The attrition prised out the prize wickets
of Matthews and Taylor; Matthews to a classic off-spinners dismissal from
Deepti Sharma, and Taylor falling to a direct hit from Mandhana from short
third-man. At one point, Windies were 91 for 6 in the 35th over. So dominant
were the spinners, that pace reappeared for only one more over in the innings.
Windies never recovered from their wounded
start, and it took some enterprising batting from the lower order to give them
something to bowl at. The seventh, eighth, and ninth wickets added more than
half their score, with No.9 Afy Fletcher scoring a career best 36 off 23 balls.
Amongst the spinners, Deepti Sharma and
Poonam Yadav were stand outs, both claiming two wickets. Deepti caught the eye
for her valiance in giving the ball loop even against the well set Matthews.
The wicket responded to her revolutions, the temporary moisture giving her
proportionate turn. She almost showed the fast bowlers how to bowl on a wicket
with some moisture, drawing the batters forward and inciting the on-the-up
drive. That was precisely how she removed Matthews, when she drew the aerial
shot and then held on to it in her follow through.
Poonam was used by Raj primarily as an anti
big-shot weapon. Her leg-spinners looped their way towards the batters like the
Tone river next door, and just as slowly. The pace off the ball formula was the
perfect antidote to Deandra Dottin, who after Matthews and Taylor was the
Windies’ last hope. Dottin has the fastest T20 century in the women’s game to
her credit, but has also a 48 % dismissal rate against spin. She faced 23 balls
against Poonam, but scored only three runs.

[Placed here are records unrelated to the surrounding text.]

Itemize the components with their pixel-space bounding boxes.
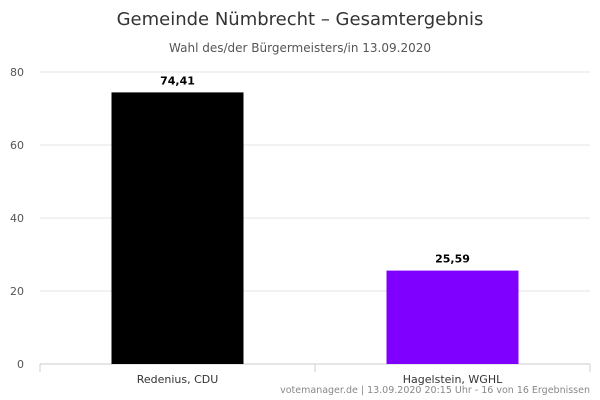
y-tick-label: 80 bbox=[10, 66, 24, 79]
y-tick-label: 40 bbox=[10, 212, 24, 225]
x-category-label: Redenius, CDU bbox=[137, 373, 219, 386]
credits-text[interactable]: votemanager.de | 13.09.2020 20:15 Uhr - … bbox=[280, 385, 590, 396]
y-tick-label: 0 bbox=[17, 358, 24, 371]
chart-subtitle: Wahl des/der Bürgermeisters/in 13.09.202… bbox=[169, 41, 431, 55]
bar-data-label: 74,41 bbox=[160, 74, 195, 87]
chart-title: Gemeinde Nümbrecht – Gesamtergebnis bbox=[117, 9, 484, 30]
bar[interactable] bbox=[386, 270, 519, 364]
bars bbox=[111, 92, 519, 364]
data-labels: 74,41 25,59 bbox=[160, 74, 470, 265]
x-category-label: Hagelstein, WGHL bbox=[403, 373, 503, 386]
category-labels: Redenius, CDU Hagelstein, WGHL bbox=[137, 373, 503, 386]
y-tick-label: 20 bbox=[10, 285, 24, 298]
y-tick-label: 60 bbox=[10, 139, 24, 152]
bar-data-label: 25,59 bbox=[435, 253, 470, 266]
bar[interactable] bbox=[111, 92, 244, 364]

She was finally dismissed for a
tortuous 7 off 44, deservedly by the legspinner.
While on paper it seemed like a dominant
performance by India, there were concerns once again in the fielding
department. At the back end of the Windies innings, India dropped three
catches. Two of which were put down by Bisht, usually an excellent fielder. While
the spinners shook off the effects of the cold, it seemed to affect the
fielders. India have now dropped six catches across
their two games. While they have executed five run outs – three of them from
direct hits – the catching must improve
if India are to mount a serious challenge for the title.
“We definitely believe that we will be
contenders if we click in all three departments,” Mandhana said. That
is a big if, but for now India can be
happy with another step towards the semi finals.